October 16, 2019

It Could Have Been So Much Worse

April 23, 2010 by · Leave a Comment 

Joe Posnanski wrote this week about the release of full economic data on the business of baseball by Forbes Magazine.  I can barely balance a check book and maybe gate receipts, market valuations and operating revenues confuse me more than I know, but they look to be telling a fascinating story.  It’s about how major league teams that couldn’t get Aunt Addie out to a game emerged unscathed from the worst economic mess in recent history without TARP money or bailouts.

The data set that jumped out at me was the variability between Gate Receipts and Total Revenue for the thirty MLB teams.  Put another way, teams that couldn’t convince their relatives to come out to a game still were making good money at about the same rate as the Yankees.

For example, five teams generated less than $40 million in total gate for the 2009 season.  It is not difficult to guess who they were: Kansas City, Florida, Tampa Bay, Cincinnati and Toronto.  They are the teams who have suffered through more losing seasons than they care to remember with one exception–Tampa Bay–whose Tropicana Field is its own revenue detraction.

Compare the money those teams took in to the top five, the Yankees, Red Sox, Mets, Cubs and Phillies.  Every one of those teams took in four to five times as much money at the turnstiles, ranging from the Yankees’ $319 million to the Phillies $123 million.

TV revenues are far more important than gate receipts and Bud Selig’s regime of spreading that wealth is what comes through in the data.  The re-distribution of media income or all sorts–from rich to poor–can be seen by comparing total team revenue to team gate receipts.  The Yankees gate receipts of $319 million are just $122 million below their overall revenue total of $441 million.
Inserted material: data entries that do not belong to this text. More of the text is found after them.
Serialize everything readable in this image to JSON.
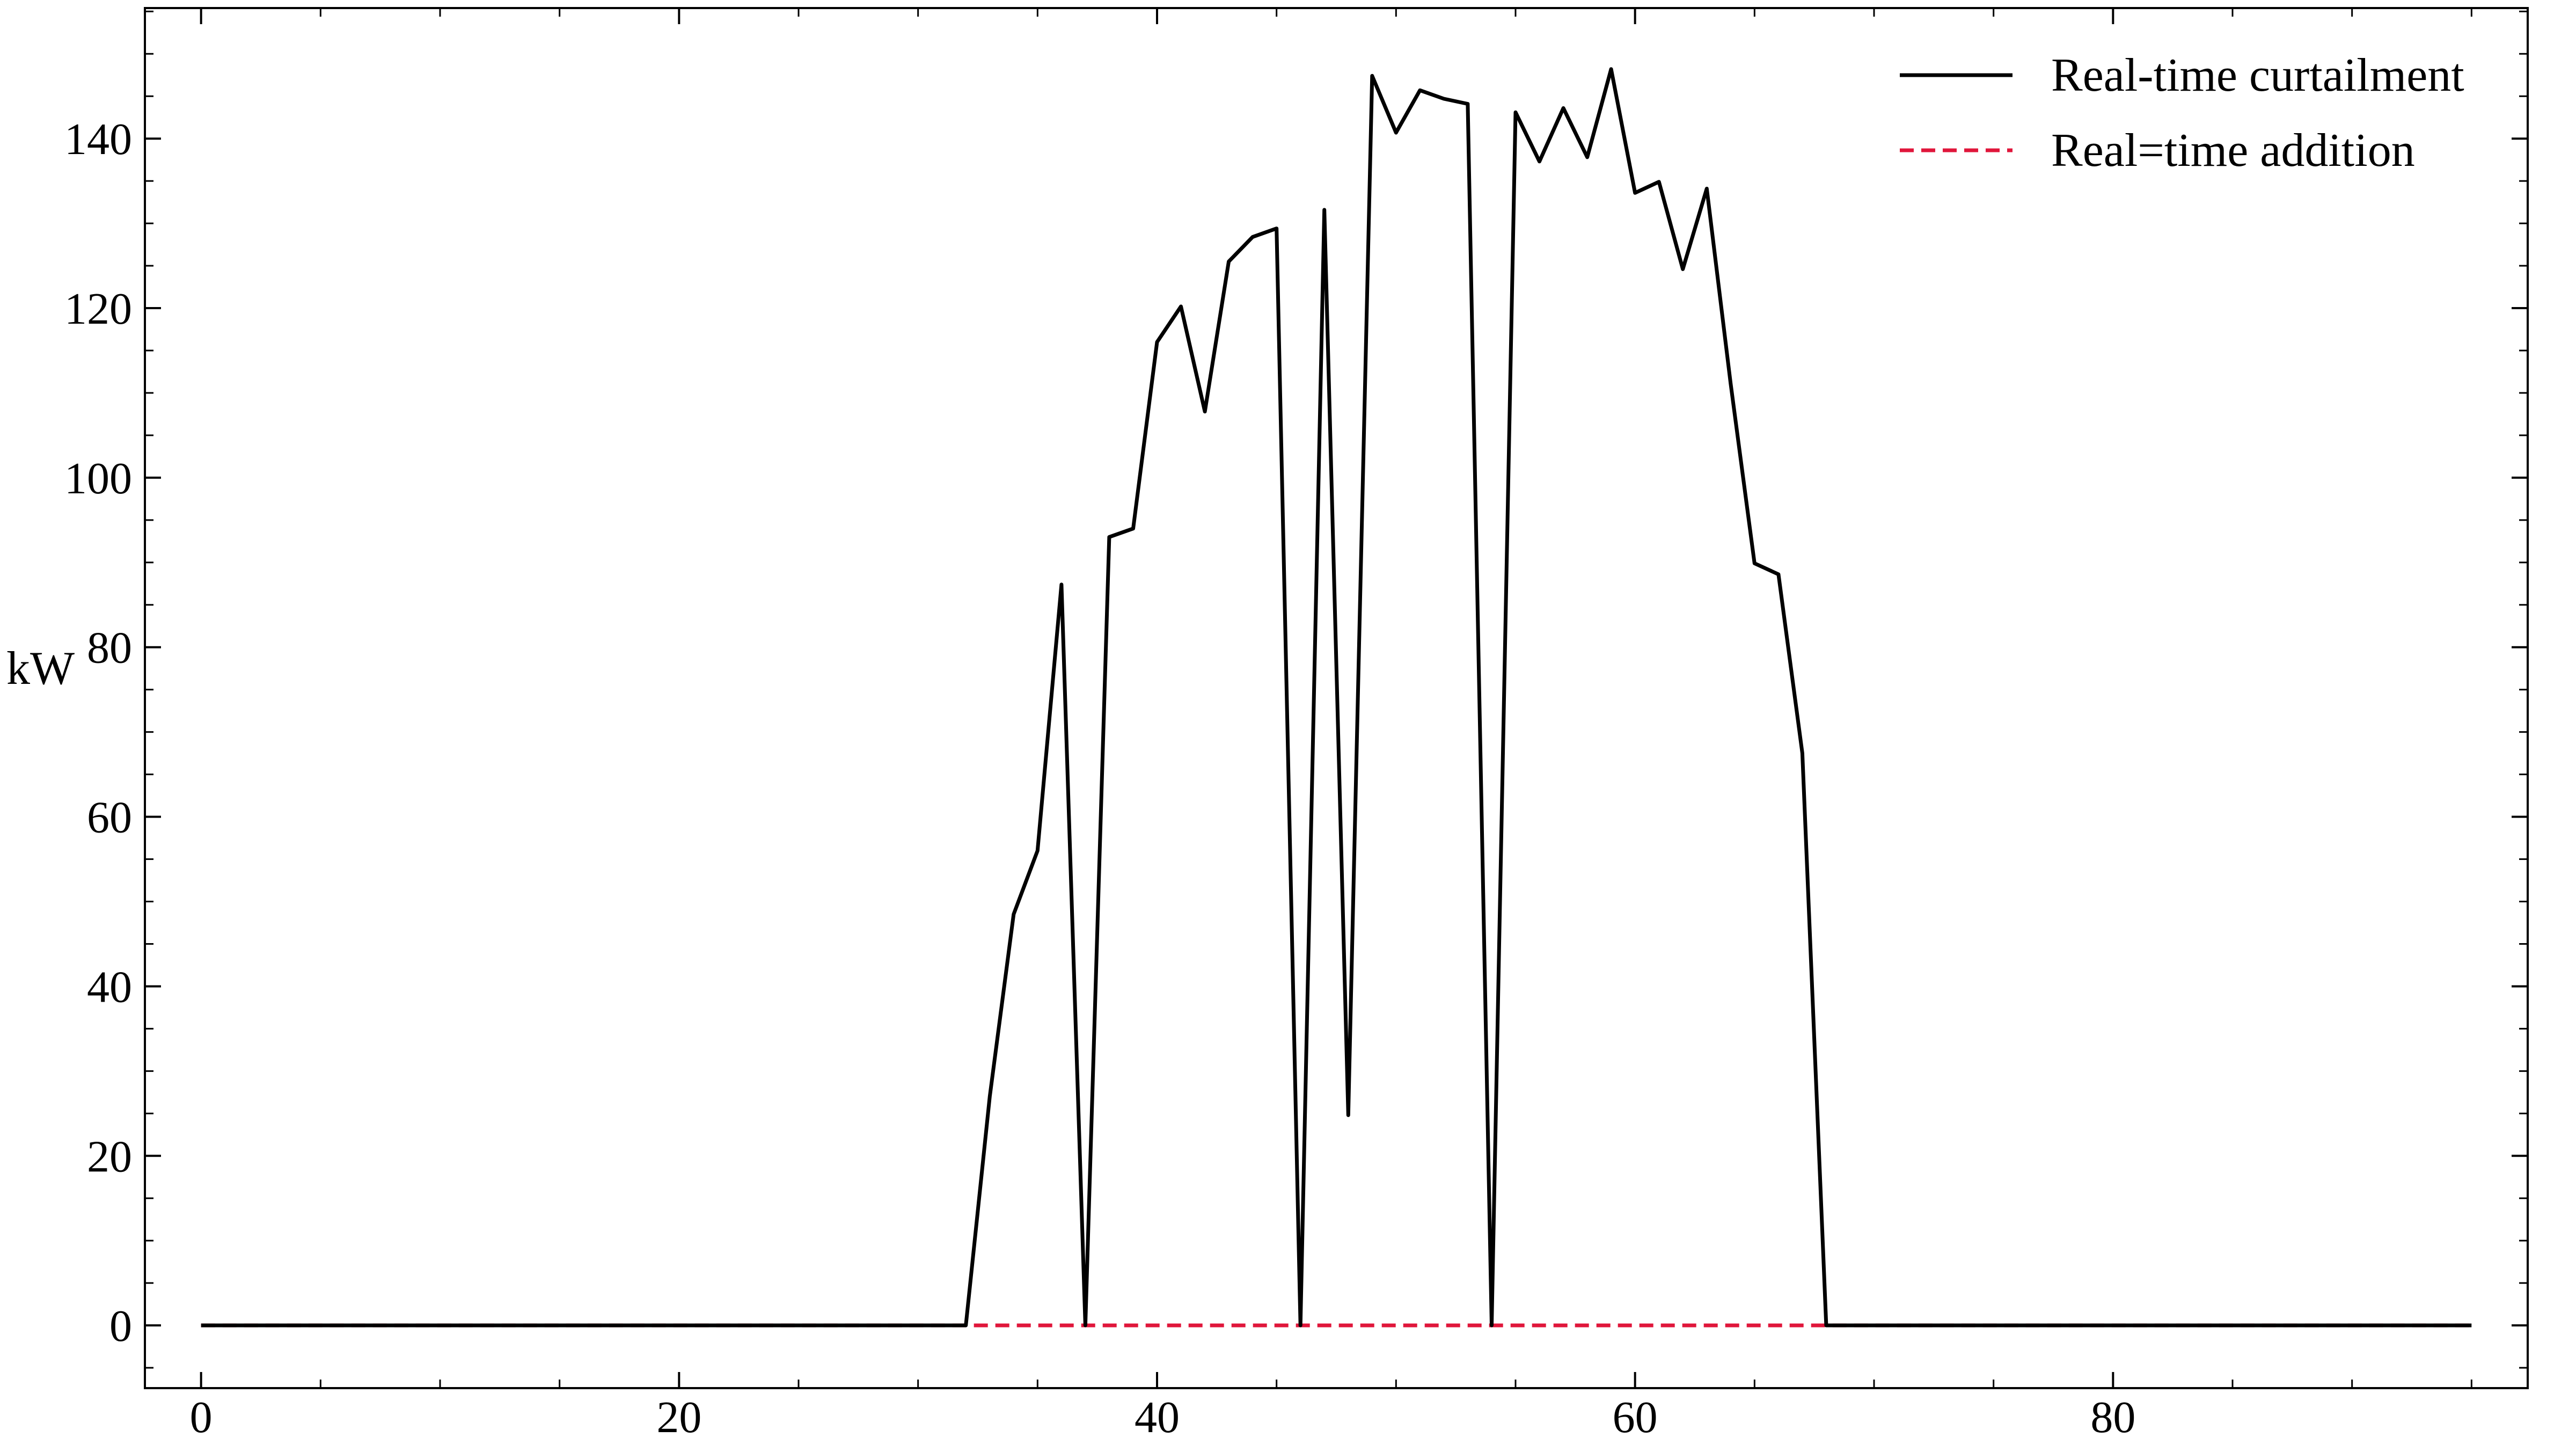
{
  "chart_data": {
    "type": "line",
    "title": "",
    "xlabel": "",
    "ylabel": "kW",
    "xlim": [
      -2.35,
      97.35
    ],
    "ylim": [
      -7.4,
      155.4
    ],
    "x_ticks": [
      0,
      20,
      40,
      60,
      80
    ],
    "y_ticks": [
      0,
      20,
      40,
      60,
      80,
      100,
      120,
      140
    ],
    "x_tick_labels": [
      "0",
      "20",
      "40",
      "60",
      "80"
    ],
    "y_tick_labels": [
      "0",
      "20",
      "40",
      "60",
      "80",
      "100",
      "120",
      "140"
    ],
    "grid": false,
    "legend": {
      "position": "top-right"
    },
    "x": [
      0,
      1,
      2,
      3,
      4,
      5,
      6,
      7,
      8,
      9,
      10,
      11,
      12,
      13,
      14,
      15,
      16,
      17,
      18,
      19,
      20,
      21,
      22,
      23,
      24,
      25,
      26,
      27,
      28,
      29,
      30,
      31,
      32,
      33,
      34,
      35,
      36,
      37,
      38,
      39,
      40,
      41,
      42,
      43,
      44,
      45,
      46,
      47,
      48,
      49,
      50,
      51,
      52,
      53,
      54,
      55,
      56,
      57,
      58,
      59,
      60,
      61,
      62,
      63,
      64,
      65,
      66,
      67,
      68,
      69,
      70,
      71,
      72,
      73,
      74,
      75,
      76,
      77,
      78,
      79,
      80,
      81,
      82,
      83,
      84,
      85,
      86,
      87,
      88,
      89,
      90,
      91,
      92,
      93,
      94,
      95
    ],
    "series": [
      {
        "name": "Real-time curtailment",
        "color": "#000000",
        "style": "solid",
        "values": [
          0,
          0,
          0,
          0,
          0,
          0,
          0,
          0,
          0,
          0,
          0,
          0,
          0,
          0,
          0,
          0,
          0,
          0,
          0,
          0,
          0,
          0,
          0,
          0,
          0,
          0,
          0,
          0,
          0,
          0,
          0,
          0,
          0,
          27,
          48.5,
          56,
          87.4,
          0,
          93,
          94,
          116,
          120.2,
          107.8,
          125.5,
          128.4,
          129.4,
          0,
          131.6,
          24.8,
          147.4,
          140.7,
          145.7,
          144.7,
          144.1,
          0,
          143.1,
          137.3,
          143.6,
          137.8,
          148.2,
          133.6,
          134.9,
          124.6,
          134.1,
          111.1,
          89.9,
          88.6,
          67.5,
          0,
          0,
          0,
          0,
          0,
          0,
          0,
          0,
          0,
          0,
          0,
          0,
          0,
          0,
          0,
          0,
          0,
          0,
          0,
          0,
          0,
          0,
          0,
          0,
          0,
          0,
          0,
          0
        ]
      },
      {
        "name": "Real=time addition",
        "color": "#e0163b",
        "style": "dashed",
        "values": [
          0,
          0,
          0,
          0,
          0,
          0,
          0,
          0,
          0,
          0,
          0,
          0,
          0,
          0,
          0,
          0,
          0,
          0,
          0,
          0,
          0,
          0,
          0,
          0,
          0,
          0,
          0,
          0,
          0,
          0,
          0,
          0,
          0,
          0,
          0,
          0,
          0,
          0,
          0,
          0,
          0,
          0,
          0,
          0,
          0,
          0,
          0,
          0,
          0,
          0,
          0,
          0,
          0,
          0,
          0,
          0,
          0,
          0,
          0,
          0,
          0,
          0,
          0,
          0,
          0,
          0,
          0,
          0,
          0,
          0,
          0,
          0,
          0,
          0,
          0,
          0,
          0,
          0,
          0,
          0,
          0,
          0,
          0,
          0,
          0,
          0,
          0,
          0,
          0,
          0,
          0,
          0,
          0,
          0,
          0,
          0
        ]
      }
    ]
  }
}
The Kansas City Royals had gate receipts of only $37 million but total revenues of $155 million. The spread–$118 million–is remarkably close to that of the Yankees.  So how did a team that has such a paltry fan base find other ways to make so much money at about the same rate as the Yanks. They do it by inflating their overall income with revenue sharing.

It is not just the Royals.  The spread is remarkably consistent up and down the list of teams.  The Yankees and the richer teams should be compounding their advantage so that their overall revenue outstrips the Royals by huge amounts.  But revenue sharing is redistributing much of that money and diminishing the effect.

It becomes more obvious in each team’s pre-tax operating income–the closest thing to a profit available in the data.  The Yankees net income is $25 million, chump change for such a hugely profitable operation.  Yet the Marlins turned a cool $46 million in net operating profits.  Florida was able to take the lowest payroll in the game, the lowest gate receipts and turn a profit almost twice that of the Yankees.

It explains as well as anything why the large market teams like the Red Sox and Yankees are so upset with the effects of the current system.  They are bringing in all the money that goes to support the game overall, and small market teams are making almost as much money at the end of the day.  Although the Marlins have been competitive, other teams like the Royals lag at the bottom of the standings as well as in payroll while still making money.

But what of the recession?  What are the effects?  First, there have been no dire predictions by Selig about the economic status of the game.  More importantly, he has not talked about even one team struggling with cash problems–none, nada, nien–all of this in the worst economy since the depression.

There were two teams that reported losing money.  The Arizona Diamondbacks had a negative operating income of $-.6 million.  Given the accounting methods available to Major League teams, it is difficult to know whether Arizona actually lost money, but they didn’t lose enough to cry about.

The Tigers were the other team that reported a substantial negative operating income of -$29.5 million.  That is real money, but Detroit did not join teams like Cleveland in sharp cuts to payroll.  They were the only team with a significant negative in the worst period of overall economic distress since the depression, but they still seem to have the ability to support one of the largest payrolls in the game.

Prior to the various revenue sharing enhancements that Selig established over the last ten years, many of the smaller market teams would never have been able to weather a serious recession such as we have had.  The impact would have been so much worse on the small market teams and on the game overall.  It could have sparked talk again about contraction and teams borrowing money they couldn’t pay back.

All of that could have occurred with the game heading into a collective bargaining period.  Serious labor strife would have been almost guaranteed as the CBA expires in 2011.

The game is in better shape than it ever has been despite the economy.  At no time have the owners of all teams shared in the prosperity of the game so equitably.  It may not make John Henry and the Steinbrenners happy watching the Royals walk off with good money made on their team’s performance.  But the apple cart is feeding everyone handsomely.  Upsetting it would be a foolish move that helps no one.